I wanted to use the poem by Su-Tung p'o, but have no river gorge pictures from China.
There is also a melancholy feeling to this road-travel picture from the Great American West,
taken through the car window a couple of years ago.
On a Boat, Awake at Night (1079)
Faint wind rustles reeds and cattails;
I open the hatch, expecting rain–moon floods the lake.
Boatmen and water birds dream the same dream;
a big fish splashes off like a frightened fox.
It’s late–men and creatures forget each other
while my shadow and I amuse ourselves alone.
Dark tides creep over the flats–I pity the cold mud-worms;
the setting moon, caught in a willow, lights a dangling spider.
Life passes swiftly, hedged by sorrow;
how long before you’ve lost it–a scene like this?
Cocks crow, bells ring, a hundred birds scatter;
drums pound from the bow, shout answers shout.
Su Tung-p'o Translated by Burton Watson
(Line 12. Drums were sounded in the bow when boats were under way.) Translator's note.

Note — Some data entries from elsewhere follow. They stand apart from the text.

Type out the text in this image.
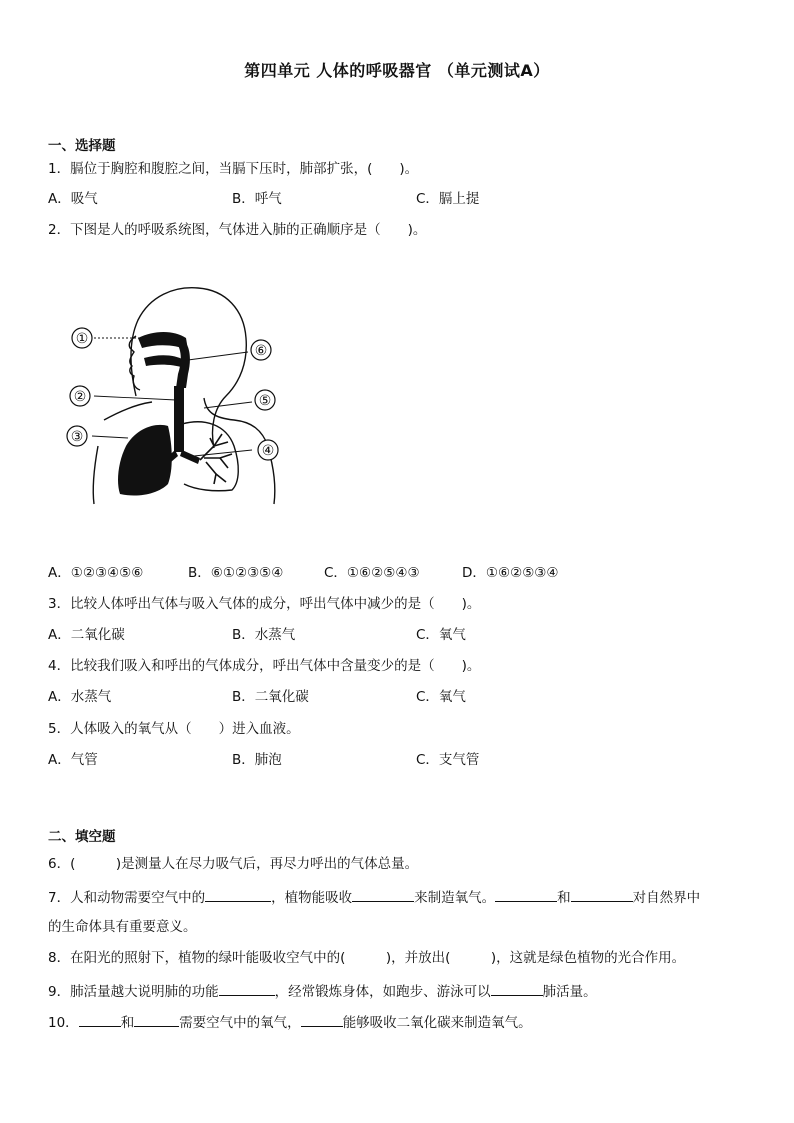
第四单元 人体的呼吸器官 （单元测试A）
一、选择题
1．膈位于胸腔和腹腔之间，当膈下压时，肺部扩张，(　　)。
A．吸气	B．呼气	C．膈上提
2．下图是人的呼吸系统图，气体进入肺的正确顺序是（　　)。
①
⑥
②	⑤
③
④
A．①②③④⑤⑥	B．⑥①②③⑤④	C．①⑥②⑤④③	D．①⑥②⑤③④
3．比较人体呼出气体与吸入气体的成分，呼出气体中减少的是（　　)。
A．二氧化碳	B．水蒸气	C．氧气
4．比较我们吸入和呼出的气体成分，呼出气体中含量变少的是（　　)。
A．水蒸气	B．二氧化碳	C．氧气
5．人体吸入的氧气从（　　）进入血液。
A．气管	B．肺泡	C．支气管
二、填空题
6．(　　　)是测量人在尽力吸气后，再尽力呼出的气体总量。
7．人和动物需要空气中的	，植物能吸收	来制造氧气。	和	对自然界中
的生命体具有重要意义。
8．在阳光的照射下，植物的绿叶能吸收空气中的(　　　)，并放出(　　　)，这就是绿色植物的光合作用。
9．肺活量越大说明肺的功能	，经常锻炼身体，如跑步、游泳可以	肺活量。
10．	和	需要空气中的氧气，	能够吸收二氧化碳来制造氧气。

Selected Poems of Su Tung-p'o; translated from the Chinese by Burton Watson.,
Copper Canyon Press, 1994, page 77.
Sometime, when you are alone at night, perhaps far from home, or from a lost home, let your mind wander over the landscape where you are, and write down whatever thoughts come up about where you are, what creatures are there, and what you think you know.